The Revolt of 26 August 1931 was an attempted military coup, one of the last movements associated with the Reviralho, which took place in Lisbon, Portugal, and involved mainly the military forces of the 7th Caçadores Regiment and a group of airmen stationed at Alverca Air Base. The revolt was planned to coincide with the Madeira uprising, but disagreements among the leaders of the democratic opposition led to a delay in its launch, one of the main causes of its failure.

The revolt lasted about nine hours and caused around 40 deaths. It was quelled by the energetic action of the Military Governor of Lisbon, Brigadier Daniel de Sousa, who was soon promoted to general. The action of the National Republican Guard forces commanded by General Farinha Beirão was also significant. David Neto, Mário Pessoa Costa and Júlio Botelho Moniz also played a prominent role in defending the regime.

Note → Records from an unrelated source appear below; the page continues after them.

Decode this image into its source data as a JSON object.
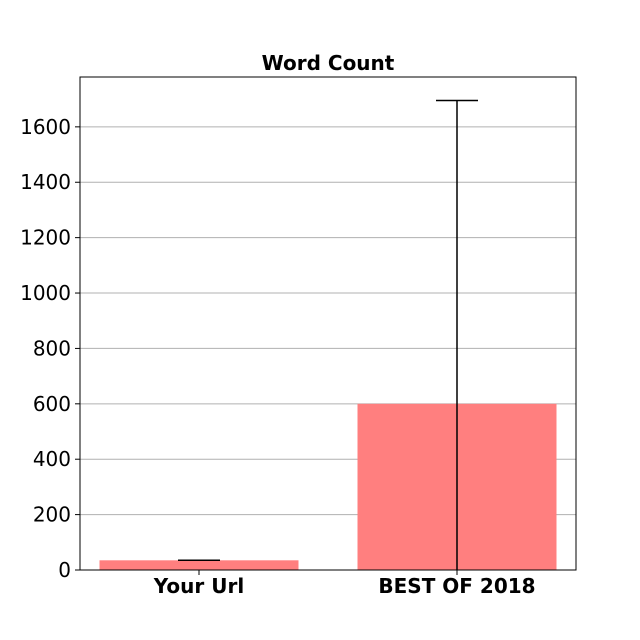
{
  "chart_data": {
    "type": "bar",
    "title": "Word Count",
    "xlabel": "",
    "ylabel": "",
    "categories": [
      "Your Url",
      "BEST OF 2018"
    ],
    "values": [
      35,
      600
    ],
    "error_bars": [
      {
        "low": 35,
        "high": 35
      },
      {
        "low": 0,
        "high": 1695
      }
    ],
    "ylim": [
      0,
      1780
    ],
    "yticks": [
      0,
      200,
      400,
      600,
      800,
      1000,
      1200,
      1400,
      1600
    ],
    "grid": "y-axis",
    "bar_color": "#ff7f7f",
    "error_bar_color": "#000000"
  }
}
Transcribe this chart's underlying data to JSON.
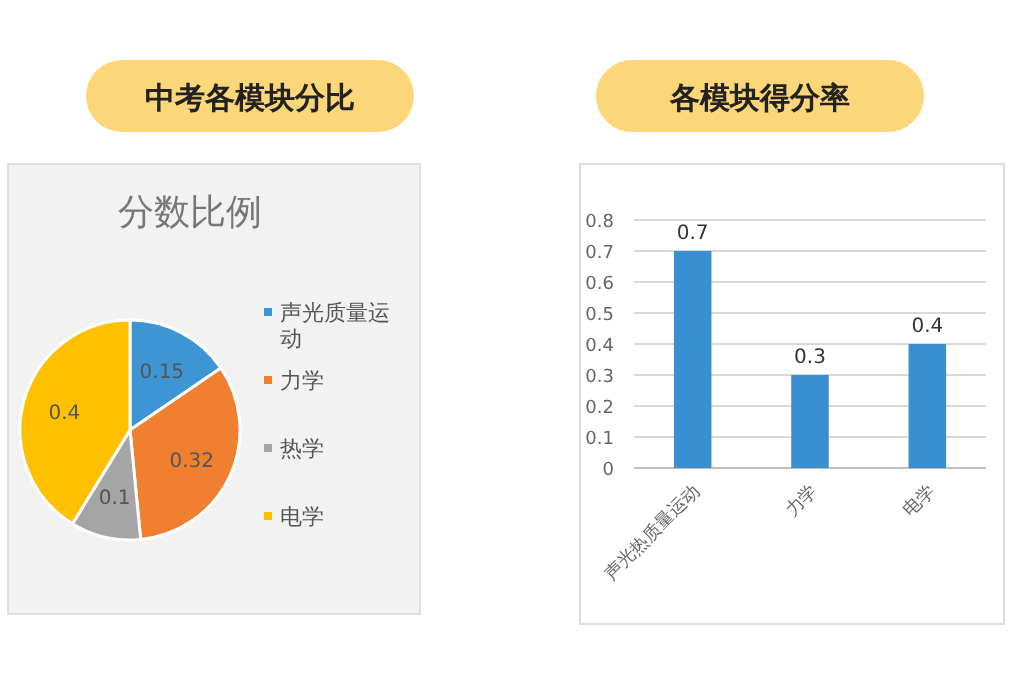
{
  "chart_data": [
    {
      "type": "pie",
      "title": "中考各模块分比",
      "subtitle": "分数比例",
      "categories": [
        "声光质量运动",
        "力学",
        "热学",
        "电学"
      ],
      "values": [
        0.15,
        0.32,
        0.1,
        0.4
      ],
      "colors": [
        "#3d95d4",
        "#f07f30",
        "#a5a5a5",
        "#ffc000"
      ],
      "data_labels": true,
      "legend": "right"
    },
    {
      "type": "bar",
      "title": "各模块得分率",
      "categories": [
        "声光热质量运动",
        "力学",
        "电学"
      ],
      "values": [
        0.7,
        0.3,
        0.4
      ],
      "color": "#3a8fd0",
      "ylim": [
        0,
        0.8
      ],
      "yticks": [
        0,
        0.1,
        0.2,
        0.3,
        0.4,
        0.5,
        0.6,
        0.7,
        0.8
      ],
      "grid": "y",
      "data_labels": true
    }
  ]
}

The revolt was led by military personnel and civilians linked to the Grupo dos Budas and the Paris League, with Lieutenant Colonel Utra Machado, Major Sarmento de Beires, Colonel António Augusto Dias Antunes, Colonel Hélder Armando dos Santos Ribeiro and Agatão Lança as its main figures. The main leaders of the revolt were deported to Timor on the ship Pedro Gomes.

A total of 42 people were killed during the revolt.